But local officials either don't realize they've banned big SUVs, or they're hoping no one will make a stink. For example, Lombard Street and Los Angeles ban 6K vehicles on numerous streets (including one of San Francisco's main tourist draws, the famously twisty Lombard Street). One L.A. city council member, Janice Hahn (the sister of L.A. Mayor James Hahn), recently proposed that fines for breaking this law be hiked from $50 for a first offense and $100 for a second to $250 and $1,000, respectively. Hahn told me her district, near L.A.'s huge port complex, is plagued by trucks cutting through residential streets.
When I informed Hahn that all the big SUVs also break the 6K barrier, she seemed surprised. "That's interesting," she said.
I asked if she thought the ban should be enforced against them. She answered bluntly: "I don't favor that." Even for 10,000 pound Hummers? "I have my own issues with Hummers and SUVs, but this was not the intent of this ordinance."
She's right—it wasn't the intent. But that's because these weight limits generally predate the 1990s SUV craze that lured suburbanites out of their lighter sedans and minivans.It's the vehicles that have changed, not the law. These ordinances remain on the books and they're not obscure. They're clearly marked on signs in many California cities. In fact, three of L.A.'s affluent neighborhoods have the signs almost everywhere you look.
In Santa Monica, Beverly Hills, and Pasadena, vehicles over 3 tons are prohibited on every street unless specifically allowed. (Click here for a caveat about Beverly Hills.) The exemptions are a handful of larger roads meant to be used as truck routes.
That's right—every single residential street.
It probably won't shock you to learn that Santa Monica, Beverly Hills, and Pasadena are also home to a large number of heavy luxury SUVs.
(Similar bans exist not only in cities across California but in other places around the country. Some examples I found online: Minneapolis and Edina, Minnesota; cities in Wisconsin including Wausau, Kenosha, and Brillion; and the Brooklyn Bridge, along with countless smaller bridges all over the nation. [Click here for more on other states.] The penalty in California is usually a fine.)
However, as I can attest from standing on my front porch, prosecution of the Golden State's ban on big SUVs isn't what you'd call robust. In fact, it's a contender for the least enforced traffic regulation in America. Since realizing the connection between weight limits and SUVs, I've noticed streets all over the L.A. area—including major ones like Wilshire Boulevard in Santa Monica and Sunset Boulevard in Brentwood—where the drivers of metal monsters thunder past clearly posted 6K limit signs without a glance. "I would be surprised if it's routinely enforced against SUVs," Santa Monica's transportation planning manager, Lucy Dyke, told me.

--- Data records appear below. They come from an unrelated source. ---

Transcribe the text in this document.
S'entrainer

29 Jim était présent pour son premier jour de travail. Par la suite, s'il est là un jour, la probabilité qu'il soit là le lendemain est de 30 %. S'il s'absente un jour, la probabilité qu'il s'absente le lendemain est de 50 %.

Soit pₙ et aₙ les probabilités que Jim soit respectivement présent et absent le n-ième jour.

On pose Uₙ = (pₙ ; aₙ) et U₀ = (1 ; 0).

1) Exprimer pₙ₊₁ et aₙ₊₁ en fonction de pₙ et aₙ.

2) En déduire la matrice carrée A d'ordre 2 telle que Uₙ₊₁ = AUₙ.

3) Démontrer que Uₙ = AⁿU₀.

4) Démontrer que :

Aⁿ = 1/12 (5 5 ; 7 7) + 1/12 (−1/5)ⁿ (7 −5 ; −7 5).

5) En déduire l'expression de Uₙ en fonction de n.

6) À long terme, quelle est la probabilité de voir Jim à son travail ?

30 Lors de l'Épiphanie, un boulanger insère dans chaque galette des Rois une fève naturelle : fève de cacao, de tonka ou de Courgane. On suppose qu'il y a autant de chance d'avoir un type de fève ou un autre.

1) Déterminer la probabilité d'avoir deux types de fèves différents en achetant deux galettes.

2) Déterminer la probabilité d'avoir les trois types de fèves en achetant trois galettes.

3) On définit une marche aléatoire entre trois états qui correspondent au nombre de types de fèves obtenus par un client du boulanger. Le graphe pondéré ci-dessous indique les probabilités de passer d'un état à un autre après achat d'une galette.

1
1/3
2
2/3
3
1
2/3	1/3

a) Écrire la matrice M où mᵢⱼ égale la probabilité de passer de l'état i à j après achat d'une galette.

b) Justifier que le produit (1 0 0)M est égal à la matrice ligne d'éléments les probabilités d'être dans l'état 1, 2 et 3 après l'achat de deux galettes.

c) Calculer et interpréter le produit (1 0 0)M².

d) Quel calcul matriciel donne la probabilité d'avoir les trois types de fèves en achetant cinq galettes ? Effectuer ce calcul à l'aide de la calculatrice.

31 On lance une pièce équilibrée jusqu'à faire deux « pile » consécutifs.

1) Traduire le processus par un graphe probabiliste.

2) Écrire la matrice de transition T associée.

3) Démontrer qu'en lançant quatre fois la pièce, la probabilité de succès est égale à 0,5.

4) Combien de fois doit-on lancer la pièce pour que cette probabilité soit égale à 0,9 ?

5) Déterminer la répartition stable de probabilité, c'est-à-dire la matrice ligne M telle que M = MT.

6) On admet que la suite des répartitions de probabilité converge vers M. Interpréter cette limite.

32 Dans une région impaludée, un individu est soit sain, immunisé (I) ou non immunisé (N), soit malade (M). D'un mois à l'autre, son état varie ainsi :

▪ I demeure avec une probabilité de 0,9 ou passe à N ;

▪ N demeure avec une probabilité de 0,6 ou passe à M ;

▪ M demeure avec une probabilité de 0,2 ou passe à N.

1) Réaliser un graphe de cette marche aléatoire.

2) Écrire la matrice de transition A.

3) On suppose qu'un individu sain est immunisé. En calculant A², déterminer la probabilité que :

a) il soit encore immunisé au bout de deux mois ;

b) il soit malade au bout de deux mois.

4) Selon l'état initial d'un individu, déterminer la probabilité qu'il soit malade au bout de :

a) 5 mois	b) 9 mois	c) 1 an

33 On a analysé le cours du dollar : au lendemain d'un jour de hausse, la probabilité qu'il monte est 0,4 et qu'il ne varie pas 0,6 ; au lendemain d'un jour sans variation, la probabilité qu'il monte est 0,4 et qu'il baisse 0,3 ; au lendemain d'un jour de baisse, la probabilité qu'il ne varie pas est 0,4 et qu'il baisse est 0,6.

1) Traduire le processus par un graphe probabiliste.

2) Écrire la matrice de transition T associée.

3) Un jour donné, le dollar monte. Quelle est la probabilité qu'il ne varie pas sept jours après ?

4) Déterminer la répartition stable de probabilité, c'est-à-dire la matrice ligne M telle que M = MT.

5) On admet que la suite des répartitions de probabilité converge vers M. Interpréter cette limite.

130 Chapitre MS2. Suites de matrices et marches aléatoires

And don't expect to see stickers on new SUVs with warnings like "CAUTION: This Vehicle May Be Illegal On Many California Roads." At a GM dealership in Santa Monica, I asked a salesman (who declined to give his name) whether he informs buyers that the Tahoes and Suburbans he's selling them are banned on most streets in the city. "I'm not aware of it," he said.
I suspect the biggest impediment to enforcing these bans is political will—SUVs are wildly popular, and it will take brave city and state officials to challenge the right of residents to use their own streets. (Of course, like a FedEx truck, heavy SUVs are allowed to use local roads for a few blocks if they have business there—like going to or from a house. But in general, they're supposed to take the shortest possible path between designated truck routes.)